The effects of ramp stretches applied to triceps surae muscle on the discharge patterns of single Ia inhibitory interneurones, monosynaptically invaded from various nerves, were studied in either decerebrate or anesthetized cats. Interneurones which received direct excitatory Ia input from the stretched muscle exhibited augmented activity both during the dynamic and static phase of stretch, which was, however, interrupted by a transient inhibitory influence during the dynamic phase of stretch. The influences on Ia inhibitory interneurones, monosynaptically invaded from hamstring or tibial nerve, were exclusively inhibitory. These stretch-induced inhibitions were better demonstrable in decerebrate than in anesthetized preparations. The timing of the discharge patterns of additionally recorded Renshaw cells during stretch, and the disappearance or reduction of the above described inhibitory effects after administration of DHE, strongly support the idea that these inhibitory actions are caused by Renshaw inhibition.
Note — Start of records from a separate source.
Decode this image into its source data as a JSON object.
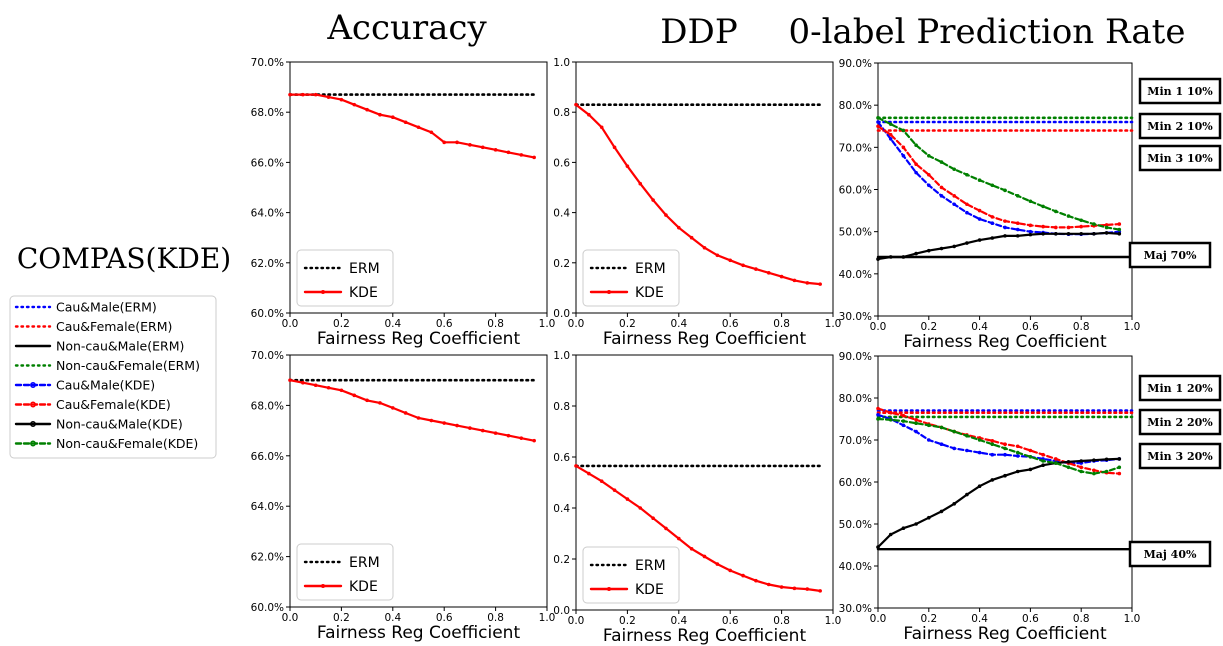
{
  "headers": {
    "accuracy": "Accuracy",
    "ddp": "DDP",
    "rate": "0-label Prediction Rate"
  },
  "row_label": "COMPAS(KDE)",
  "group_legend": [
    {
      "label": "Cau&Male(ERM)",
      "color": "#0000ff",
      "style": "dotted"
    },
    {
      "label": "Cau&Female(ERM)",
      "color": "#ff0000",
      "style": "dotted"
    },
    {
      "label": "Non-cau&Male(ERM)",
      "color": "#000000",
      "style": "solid"
    },
    {
      "label": "Non-cau&Female(ERM)",
      "color": "#008000",
      "style": "dotted"
    },
    {
      "label": "Cau&Male(KDE)",
      "color": "#0000ff",
      "style": "dash-marker"
    },
    {
      "label": "Cau&Female(KDE)",
      "color": "#ff0000",
      "style": "dash-marker"
    },
    {
      "label": "Non-cau&Male(KDE)",
      "color": "#000000",
      "style": "solid-marker"
    },
    {
      "label": "Non-cau&Female(KDE)",
      "color": "#008000",
      "style": "dash-marker"
    }
  ],
  "colors": {
    "blue": "#0000ff",
    "red": "#ff0000",
    "black": "#000000",
    "green": "#008000"
  },
  "chart_data": [
    {
      "id": "acc-top",
      "type": "line",
      "xlabel": "Fairness Reg Coefficient",
      "xlim": [
        0,
        1
      ],
      "ylim": [
        0.6,
        0.7
      ],
      "xticks": [
        0,
        0.2,
        0.4,
        0.6,
        0.8,
        1.0
      ],
      "xticklabels": [
        "0.0",
        "0.2",
        "0.4",
        "0.6",
        "0.8",
        "1.0"
      ],
      "yticks": [
        0.6,
        0.62,
        0.64,
        0.66,
        0.68,
        0.7
      ],
      "yticklabels": [
        "60.0%",
        "62.0%",
        "64.0%",
        "66.0%",
        "68.0%",
        "70.0%"
      ],
      "legend": {
        "position": "lower-left",
        "entries": [
          "ERM",
          "KDE"
        ]
      },
      "series": [
        {
          "name": "ERM",
          "color": "#000000",
          "style": "dotted",
          "x": [
            0,
            0.95
          ],
          "y": [
            0.687,
            0.687
          ]
        },
        {
          "name": "KDE",
          "color": "#ff0000",
          "style": "solid-marker",
          "x": [
            0,
            0.05,
            0.1,
            0.15,
            0.2,
            0.25,
            0.3,
            0.35,
            0.4,
            0.45,
            0.5,
            0.55,
            0.6,
            0.65,
            0.7,
            0.75,
            0.8,
            0.85,
            0.9,
            0.95
          ],
          "y": [
            0.687,
            0.687,
            0.687,
            0.686,
            0.685,
            0.683,
            0.681,
            0.679,
            0.678,
            0.676,
            0.674,
            0.672,
            0.668,
            0.668,
            0.667,
            0.666,
            0.665,
            0.664,
            0.663,
            0.662
          ]
        }
      ]
    },
    {
      "id": "ddp-top",
      "type": "line",
      "xlabel": "Fairness Reg Coefficient",
      "xlim": [
        0,
        1
      ],
      "ylim": [
        0,
        1
      ],
      "xticks": [
        0,
        0.2,
        0.4,
        0.6,
        0.8,
        1.0
      ],
      "xticklabels": [
        "0.0",
        "0.2",
        "0.4",
        "0.6",
        "0.8",
        "1.0"
      ],
      "yticks": [
        0,
        0.2,
        0.4,
        0.6,
        0.8,
        1.0
      ],
      "yticklabels": [
        "0.0",
        "0.2",
        "0.4",
        "0.6",
        "0.8",
        "1.0"
      ],
      "legend": {
        "position": "lower-left",
        "entries": [
          "ERM",
          "KDE"
        ]
      },
      "series": [
        {
          "name": "ERM",
          "color": "#000000",
          "style": "dotted",
          "x": [
            0,
            0.95
          ],
          "y": [
            0.83,
            0.83
          ]
        },
        {
          "name": "KDE",
          "color": "#ff0000",
          "style": "solid-marker",
          "x": [
            0,
            0.05,
            0.1,
            0.15,
            0.2,
            0.25,
            0.3,
            0.35,
            0.4,
            0.45,
            0.5,
            0.55,
            0.6,
            0.65,
            0.7,
            0.75,
            0.8,
            0.85,
            0.9,
            0.95
          ],
          "y": [
            0.83,
            0.79,
            0.74,
            0.66,
            0.585,
            0.515,
            0.45,
            0.39,
            0.34,
            0.3,
            0.26,
            0.23,
            0.21,
            0.19,
            0.175,
            0.16,
            0.145,
            0.13,
            0.12,
            0.115
          ]
        }
      ]
    },
    {
      "id": "rate-top",
      "type": "line",
      "xlabel": "Fairness Reg Coefficient",
      "xlim": [
        0,
        1
      ],
      "ylim": [
        0.3,
        0.9
      ],
      "xticks": [
        0,
        0.2,
        0.4,
        0.6,
        0.8,
        1.0
      ],
      "xticklabels": [
        "0.0",
        "0.2",
        "0.4",
        "0.6",
        "0.8",
        "1.0"
      ],
      "yticks": [
        0.3,
        0.4,
        0.5,
        0.6,
        0.7,
        0.8,
        0.9
      ],
      "yticklabels": [
        "30.0%",
        "40.0%",
        "50.0%",
        "60.0%",
        "70.0%",
        "80.0%",
        "90.0%"
      ],
      "annotations": [
        "Min 1 10%",
        "Min 2 10%",
        "Min 3 10%",
        "Maj 70%"
      ],
      "series": [
        {
          "name": "Cau&Male(ERM)",
          "color": "#0000ff",
          "style": "dotted",
          "x": [
            0,
            1
          ],
          "y": [
            0.76,
            0.76
          ]
        },
        {
          "name": "Cau&Female(ERM)",
          "color": "#ff0000",
          "style": "dotted",
          "x": [
            0,
            1
          ],
          "y": [
            0.74,
            0.74
          ]
        },
        {
          "name": "Non-cau&Male(ERM)",
          "color": "#000000",
          "style": "solid",
          "x": [
            0,
            1
          ],
          "y": [
            0.44,
            0.44
          ]
        },
        {
          "name": "Non-cau&Female(ERM)",
          "color": "#008000",
          "style": "dotted",
          "x": [
            0,
            1
          ],
          "y": [
            0.77,
            0.77
          ]
        },
        {
          "name": "Cau&Male(KDE)",
          "color": "#0000ff",
          "style": "dash-marker",
          "x": [
            0,
            0.05,
            0.1,
            0.15,
            0.2,
            0.25,
            0.3,
            0.35,
            0.4,
            0.45,
            0.5,
            0.55,
            0.6,
            0.65,
            0.7,
            0.75,
            0.8,
            0.85,
            0.9,
            0.95
          ],
          "y": [
            0.76,
            0.72,
            0.68,
            0.64,
            0.61,
            0.585,
            0.565,
            0.545,
            0.53,
            0.52,
            0.51,
            0.505,
            0.5,
            0.498,
            0.495,
            0.494,
            0.494,
            0.495,
            0.497,
            0.5
          ]
        },
        {
          "name": "Cau&Female(KDE)",
          "color": "#ff0000",
          "style": "dash-marker",
          "x": [
            0,
            0.05,
            0.1,
            0.15,
            0.2,
            0.25,
            0.3,
            0.35,
            0.4,
            0.45,
            0.5,
            0.55,
            0.6,
            0.65,
            0.7,
            0.75,
            0.8,
            0.85,
            0.9,
            0.95
          ],
          "y": [
            0.75,
            0.73,
            0.7,
            0.66,
            0.635,
            0.605,
            0.585,
            0.565,
            0.55,
            0.535,
            0.525,
            0.52,
            0.515,
            0.512,
            0.51,
            0.51,
            0.512,
            0.514,
            0.516,
            0.518
          ]
        },
        {
          "name": "Non-cau&Male(KDE)",
          "color": "#000000",
          "style": "solid-marker",
          "x": [
            0,
            0.05,
            0.1,
            0.15,
            0.2,
            0.25,
            0.3,
            0.35,
            0.4,
            0.45,
            0.5,
            0.55,
            0.6,
            0.65,
            0.7,
            0.75,
            0.8,
            0.85,
            0.9,
            0.95
          ],
          "y": [
            0.435,
            0.44,
            0.44,
            0.448,
            0.455,
            0.46,
            0.465,
            0.473,
            0.48,
            0.485,
            0.49,
            0.49,
            0.493,
            0.495,
            0.495,
            0.495,
            0.495,
            0.495,
            0.497,
            0.495
          ]
        },
        {
          "name": "Non-cau&Female(KDE)",
          "color": "#008000",
          "style": "dash-marker",
          "x": [
            0,
            0.05,
            0.1,
            0.15,
            0.2,
            0.25,
            0.3,
            0.35,
            0.4,
            0.45,
            0.5,
            0.55,
            0.6,
            0.65,
            0.7,
            0.75,
            0.8,
            0.85,
            0.9,
            0.95
          ],
          "y": [
            0.77,
            0.755,
            0.74,
            0.705,
            0.68,
            0.665,
            0.648,
            0.635,
            0.622,
            0.61,
            0.598,
            0.585,
            0.572,
            0.56,
            0.548,
            0.537,
            0.527,
            0.518,
            0.51,
            0.505
          ]
        }
      ]
    },
    {
      "id": "acc-bottom",
      "type": "line",
      "xlabel": "Fairness Reg Coefficient",
      "xlim": [
        0,
        1
      ],
      "ylim": [
        0.6,
        0.7
      ],
      "xticks": [
        0,
        0.2,
        0.4,
        0.6,
        0.8,
        1.0
      ],
      "xticklabels": [
        "0.0",
        "0.2",
        "0.4",
        "0.6",
        "0.8",
        "1.0"
      ],
      "yticks": [
        0.6,
        0.62,
        0.64,
        0.66,
        0.68,
        0.7
      ],
      "yticklabels": [
        "60.0%",
        "62.0%",
        "64.0%",
        "66.0%",
        "68.0%",
        "70.0%"
      ],
      "legend": {
        "position": "lower-left",
        "entries": [
          "ERM",
          "KDE"
        ]
      },
      "series": [
        {
          "name": "ERM",
          "color": "#000000",
          "style": "dotted",
          "x": [
            0,
            0.95
          ],
          "y": [
            0.69,
            0.69
          ]
        },
        {
          "name": "KDE",
          "color": "#ff0000",
          "style": "solid-marker",
          "x": [
            0,
            0.05,
            0.1,
            0.15,
            0.2,
            0.25,
            0.3,
            0.35,
            0.4,
            0.45,
            0.5,
            0.55,
            0.6,
            0.65,
            0.7,
            0.75,
            0.8,
            0.85,
            0.9,
            0.95
          ],
          "y": [
            0.69,
            0.689,
            0.688,
            0.687,
            0.686,
            0.684,
            0.682,
            0.681,
            0.679,
            0.677,
            0.675,
            0.674,
            0.673,
            0.672,
            0.671,
            0.67,
            0.669,
            0.668,
            0.667,
            0.666
          ]
        }
      ]
    },
    {
      "id": "ddp-bottom",
      "type": "line",
      "xlabel": "Fairness Reg Coefficient",
      "xlim": [
        0,
        1
      ],
      "ylim": [
        0,
        1
      ],
      "xticks": [
        0,
        0.2,
        0.4,
        0.6,
        0.8,
        1.0
      ],
      "xticklabels": [
        "0.0",
        "0.2",
        "0.4",
        "0.6",
        "0.8",
        "1.0"
      ],
      "yticks": [
        0,
        0.2,
        0.4,
        0.6,
        0.8,
        1.0
      ],
      "yticklabels": [
        "0.0",
        "0.2",
        "0.4",
        "0.6",
        "0.8",
        "1.0"
      ],
      "legend": {
        "position": "lower-left",
        "entries": [
          "ERM",
          "KDE"
        ]
      },
      "series": [
        {
          "name": "ERM",
          "color": "#000000",
          "style": "dotted",
          "x": [
            0,
            0.95
          ],
          "y": [
            0.565,
            0.565
          ]
        },
        {
          "name": "KDE",
          "color": "#ff0000",
          "style": "solid-marker",
          "x": [
            0,
            0.05,
            0.1,
            0.15,
            0.2,
            0.25,
            0.3,
            0.35,
            0.4,
            0.45,
            0.5,
            0.55,
            0.6,
            0.65,
            0.7,
            0.75,
            0.8,
            0.85,
            0.9,
            0.95
          ],
          "y": [
            0.565,
            0.535,
            0.505,
            0.47,
            0.435,
            0.4,
            0.36,
            0.32,
            0.28,
            0.24,
            0.21,
            0.18,
            0.155,
            0.135,
            0.115,
            0.1,
            0.09,
            0.085,
            0.082,
            0.075
          ]
        }
      ]
    },
    {
      "id": "rate-bottom",
      "type": "line",
      "xlabel": "Fairness Reg Coefficient",
      "xlim": [
        0,
        1
      ],
      "ylim": [
        0.3,
        0.9
      ],
      "xticks": [
        0,
        0.2,
        0.4,
        0.6,
        0.8,
        1.0
      ],
      "xticklabels": [
        "0.0",
        "0.2",
        "0.4",
        "0.6",
        "0.8",
        "1.0"
      ],
      "yticks": [
        0.3,
        0.4,
        0.5,
        0.6,
        0.7,
        0.8,
        0.9
      ],
      "yticklabels": [
        "30.0%",
        "40.0%",
        "50.0%",
        "60.0%",
        "70.0%",
        "80.0%",
        "90.0%"
      ],
      "annotations": [
        "Min 1 20%",
        "Min 2 20%",
        "Min 3 20%",
        "Maj 40%"
      ],
      "series": [
        {
          "name": "Cau&Male(ERM)",
          "color": "#0000ff",
          "style": "dotted",
          "x": [
            0,
            1
          ],
          "y": [
            0.77,
            0.77
          ]
        },
        {
          "name": "Cau&Female(ERM)",
          "color": "#ff0000",
          "style": "dotted",
          "x": [
            0,
            1
          ],
          "y": [
            0.765,
            0.765
          ]
        },
        {
          "name": "Non-cau&Male(ERM)",
          "color": "#000000",
          "style": "solid",
          "x": [
            0,
            1
          ],
          "y": [
            0.44,
            0.44
          ]
        },
        {
          "name": "Non-cau&Female(ERM)",
          "color": "#008000",
          "style": "dotted",
          "x": [
            0,
            1
          ],
          "y": [
            0.755,
            0.755
          ]
        },
        {
          "name": "Cau&Male(KDE)",
          "color": "#0000ff",
          "style": "dash-marker",
          "x": [
            0,
            0.05,
            0.1,
            0.15,
            0.2,
            0.25,
            0.3,
            0.35,
            0.4,
            0.45,
            0.5,
            0.55,
            0.6,
            0.65,
            0.7,
            0.75,
            0.8,
            0.85,
            0.9,
            0.95
          ],
          "y": [
            0.76,
            0.75,
            0.735,
            0.72,
            0.7,
            0.69,
            0.68,
            0.675,
            0.67,
            0.665,
            0.665,
            0.662,
            0.66,
            0.655,
            0.65,
            0.645,
            0.645,
            0.65,
            0.652,
            0.655
          ]
        },
        {
          "name": "Cau&Female(KDE)",
          "color": "#ff0000",
          "style": "dash-marker",
          "x": [
            0,
            0.05,
            0.1,
            0.15,
            0.2,
            0.25,
            0.3,
            0.35,
            0.4,
            0.45,
            0.5,
            0.55,
            0.6,
            0.65,
            0.7,
            0.75,
            0.8,
            0.85,
            0.9,
            0.95
          ],
          "y": [
            0.775,
            0.765,
            0.758,
            0.748,
            0.738,
            0.73,
            0.72,
            0.712,
            0.705,
            0.698,
            0.69,
            0.685,
            0.675,
            0.665,
            0.655,
            0.645,
            0.635,
            0.628,
            0.622,
            0.62
          ]
        },
        {
          "name": "Non-cau&Male(KDE)",
          "color": "#000000",
          "style": "solid-marker",
          "x": [
            0,
            0.05,
            0.1,
            0.15,
            0.2,
            0.25,
            0.3,
            0.35,
            0.4,
            0.45,
            0.5,
            0.55,
            0.6,
            0.65,
            0.7,
            0.75,
            0.8,
            0.85,
            0.9,
            0.95
          ],
          "y": [
            0.445,
            0.475,
            0.49,
            0.5,
            0.515,
            0.53,
            0.548,
            0.57,
            0.59,
            0.605,
            0.615,
            0.625,
            0.63,
            0.64,
            0.645,
            0.648,
            0.65,
            0.652,
            0.654,
            0.655
          ]
        },
        {
          "name": "Non-cau&Female(KDE)",
          "color": "#008000",
          "style": "dash-marker",
          "x": [
            0,
            0.05,
            0.1,
            0.15,
            0.2,
            0.25,
            0.3,
            0.35,
            0.4,
            0.45,
            0.5,
            0.55,
            0.6,
            0.65,
            0.7,
            0.75,
            0.8,
            0.85,
            0.9,
            0.95
          ],
          "y": [
            0.75,
            0.748,
            0.745,
            0.74,
            0.735,
            0.73,
            0.72,
            0.71,
            0.7,
            0.69,
            0.68,
            0.67,
            0.66,
            0.65,
            0.645,
            0.635,
            0.625,
            0.62,
            0.625,
            0.635
          ]
        }
      ]
    }
  ]
}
In Ia inhibitory interneurones, monosynaptically activated from the antagonistic peroneal nerve, stretch induced also pronounced inhibitory effects, which were most probably caused by mutual inhibition between Ia inhibitory interneurones. The suppression of agonistic Ia inhibitory interneurone activity below the tonic resting activity corresponded to an enhancement of the monosynaptic reflex amplitude of the antagonistic motoneurone pool. The findings suggest that normal orthodromic activation of Renshaw cells, and consequently the recurrent inhibition of the Ia inhibitory interneurones, is predominantly linked with rapid phasic, rather than slow tonic, motoneuronal firing. The functional role of this mechanism for the performance of rapidly alternating movements and the damping of ballistic agonist contractions is discussed.